What if you could predict whether a baby is likely to become an obese kid (and, later, an obese teenager) as soon as he or she is born?
A simple new formula might enable physicians to do just that. Research conducted at Imperial College London and published Wednesday in the online journal PLOS One suggests that a handful of already recognized risk factors for childhood obesity can be used to calculate a specific child’s risk. The formula, easy to use and free to access via computer, could help doctors determine which babies and their families might benefit most from interventions aimed at preventing future overweight.
The study observes that public-health efforts to encourage weight loss among already-obese children and adults have yielded disappointing results, leading many experts to believe that identifying and adopting strategies to prevent people from becoming obese in the first place is key to battling population-wide obesity.

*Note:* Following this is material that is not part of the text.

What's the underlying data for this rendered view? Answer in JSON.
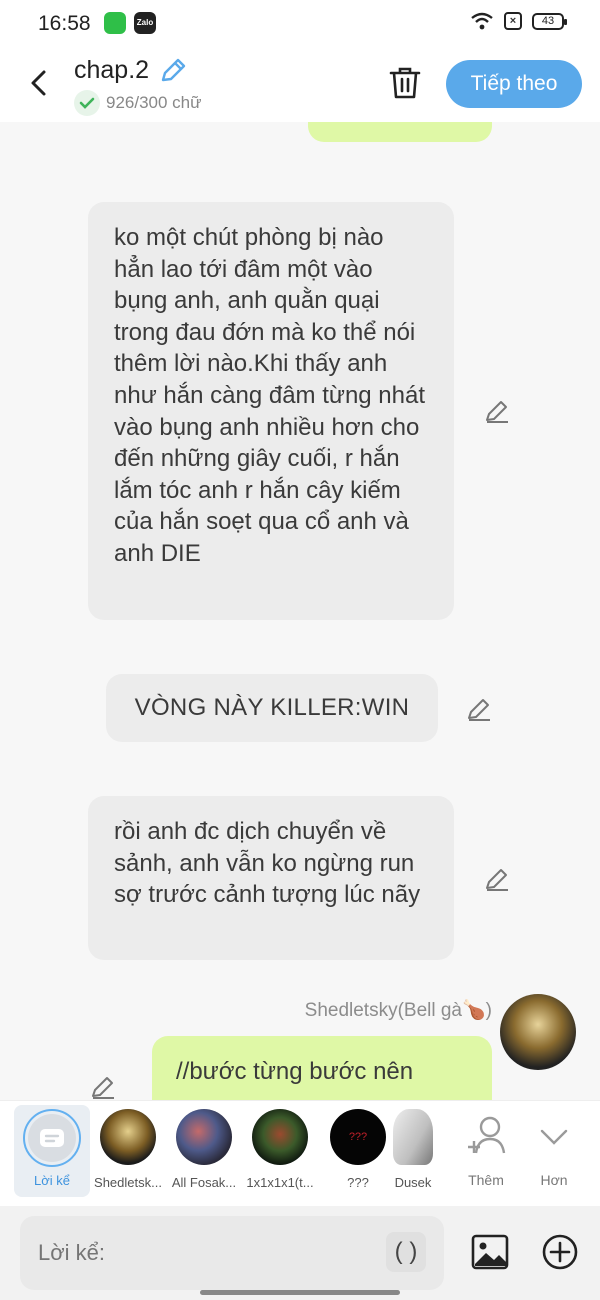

The research team in England analyzed 39 potential risk factors, including several genetic variants associated with obesity, for their accuracy in predicting obesity among 4,032 children in a Finnish database. Through that process, they determined that only a few of those factors were of much value in making such predictions. Interestingly, the genetic factors did not prove very useful in that regard.
The team then built a formula around those risk factors that they’d found best predicted which of the Finnish infants would be obese at age 7 or at age 16. Those key factors included the baby’s birth weight, the body mass index of the parents, the number of people in the household, the mother's professional status and whether she smoked during pregnancy – all of which information, the study notes, is readily available to physicians.
They then tested the formula on two other databases, one including 1,503 children in Italy, where the prevalence of childhood overweight and obesity is similar to that in Finland but where cultural circumstances that could affect a child’s weight were quite different, and another including 1,032 children in the U.S., cultural differences are also marked but where childhood overweight and obesity are far more prevalent than in Finland. The formula held up well among both populations, doing a fine job of pinpointing which babies would go on to become overweight children and teens.
The authors note that such a formula if used in common practice could help physicians allocate health-care resources by steering those kids who most need help toward nutrition and psychological counseling. They further note, though, that their formula should not be used to stigmatize some families or to falsely reassure other families that their babies are not at risk of becoming overweight in the future.
The study suggests that use of a formula such as the one it posits could be a key strategy in combating childhood overweight and obesity because it supports a preventative approach. “Employing focused strategies involving newborns whose risk is high according to diverse factors beyond social parameters, could lead to earlier, more effective prevention of overweight/obesity in children,” the authors conclude.